Let $(X,S,\mu)$ be a measure space and let each $f_k:X \rightarrow [0, \infty)$ be $S$-measurable. I want to prove that if $lim_{k \rightarrow \infty} \int f_k d\mu = 0$ then $lim_{k \rightarrow \infty} f_k(x) = 0$ for almost every $x \in X$.
Let me first say that I am not even sure if the statement is true. Here is my attempt:
Let $a_k = \int f_k d\mu$, so $lim_{k \rightarrow \infty} a_k = 0$.

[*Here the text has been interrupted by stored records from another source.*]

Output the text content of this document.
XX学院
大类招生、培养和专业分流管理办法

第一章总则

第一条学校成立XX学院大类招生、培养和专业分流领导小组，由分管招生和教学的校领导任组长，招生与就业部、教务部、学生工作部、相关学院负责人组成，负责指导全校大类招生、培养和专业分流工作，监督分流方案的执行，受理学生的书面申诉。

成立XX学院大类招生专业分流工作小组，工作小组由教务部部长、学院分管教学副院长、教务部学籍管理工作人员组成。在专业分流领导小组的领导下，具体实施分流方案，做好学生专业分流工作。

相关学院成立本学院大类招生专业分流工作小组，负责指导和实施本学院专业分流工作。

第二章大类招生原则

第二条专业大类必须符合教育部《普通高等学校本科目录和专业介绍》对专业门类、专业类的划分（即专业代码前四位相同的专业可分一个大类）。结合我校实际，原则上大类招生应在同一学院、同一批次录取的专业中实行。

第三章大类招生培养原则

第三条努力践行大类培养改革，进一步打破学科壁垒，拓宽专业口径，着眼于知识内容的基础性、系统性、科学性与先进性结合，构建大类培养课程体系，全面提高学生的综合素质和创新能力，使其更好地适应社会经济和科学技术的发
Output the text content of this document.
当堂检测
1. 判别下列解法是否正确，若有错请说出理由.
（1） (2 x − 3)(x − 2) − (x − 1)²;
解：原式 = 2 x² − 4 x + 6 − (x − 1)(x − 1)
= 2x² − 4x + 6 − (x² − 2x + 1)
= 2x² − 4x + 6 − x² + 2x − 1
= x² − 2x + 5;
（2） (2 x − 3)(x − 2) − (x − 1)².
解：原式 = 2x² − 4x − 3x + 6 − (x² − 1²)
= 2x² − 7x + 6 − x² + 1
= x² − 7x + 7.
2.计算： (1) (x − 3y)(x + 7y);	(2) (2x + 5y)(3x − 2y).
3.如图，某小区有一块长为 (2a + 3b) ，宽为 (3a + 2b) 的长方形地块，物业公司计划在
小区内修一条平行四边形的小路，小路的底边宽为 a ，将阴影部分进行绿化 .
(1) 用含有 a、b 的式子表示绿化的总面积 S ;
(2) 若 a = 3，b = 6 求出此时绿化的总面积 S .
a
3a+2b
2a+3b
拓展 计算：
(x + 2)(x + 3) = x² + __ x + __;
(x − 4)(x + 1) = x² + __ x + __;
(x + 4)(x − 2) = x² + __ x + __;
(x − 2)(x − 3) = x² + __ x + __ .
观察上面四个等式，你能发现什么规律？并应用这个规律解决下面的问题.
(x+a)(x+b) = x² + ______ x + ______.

Let $\beta \in \mathbb{R}^+$; let $A_{k,\beta}$ be $\{x \in X:f_k(x) \ge \beta \}$; it must be the case that $\mu(A_{k,\beta}) < \frac{a_k}{\beta} $ otherwise $ \int f_k d\mu \ge a_k$.
Letting $k \rightarrow \infty$ in $\mu(A_{k,\beta}) < \frac{a_k}{\beta} $ gives $\lim_{k \rightarrow \infty}\mu(A_{k,\beta}) = 0$.
Assuming $f_k$ converges to a function $f$, $\lim_{k \rightarrow \infty}\mu(A_{k,\beta}) = 0$ implies that $f(x) < \beta + \epsilon $ for any $\epsilon > 0$ and for a.e. $x \in X$ because if this was not true then there would be a set of $B$ of finite and positive measure such that $f(x) \ge \beta + \epsilon$ for all $x \in B$ and by Egorov's theorem $B$ has a subset $B'$ such that $f_1,f_2,...$ converges uniformly to $f$ on $B'$ and $\mu(B') = \mu(B) - \delta$ (for any $\delta > 0$), this contradicts $\lim_{k \rightarrow \infty}\mu(A_{k,\beta}) = 0$. Hence if $f_k$ converges to a function $f$, $\lim_{k \rightarrow \infty}\mu(A_{k,\beta}) = 0$ implies that $f(x) \le \beta $ for a.e. $x \in X$.
Since $\beta$ is arbitrary, if $f_1, f_2,...$ converges at all then its limit $f$ must be $0$ almost everywhere in $X$.
How do I prove that $f_1, f_2,...$ is convergent? Is all of the above correct? Is there a simpler way (I am allowed to use the monotone convergence theorem but not the bounded or dominated convergence theorems)?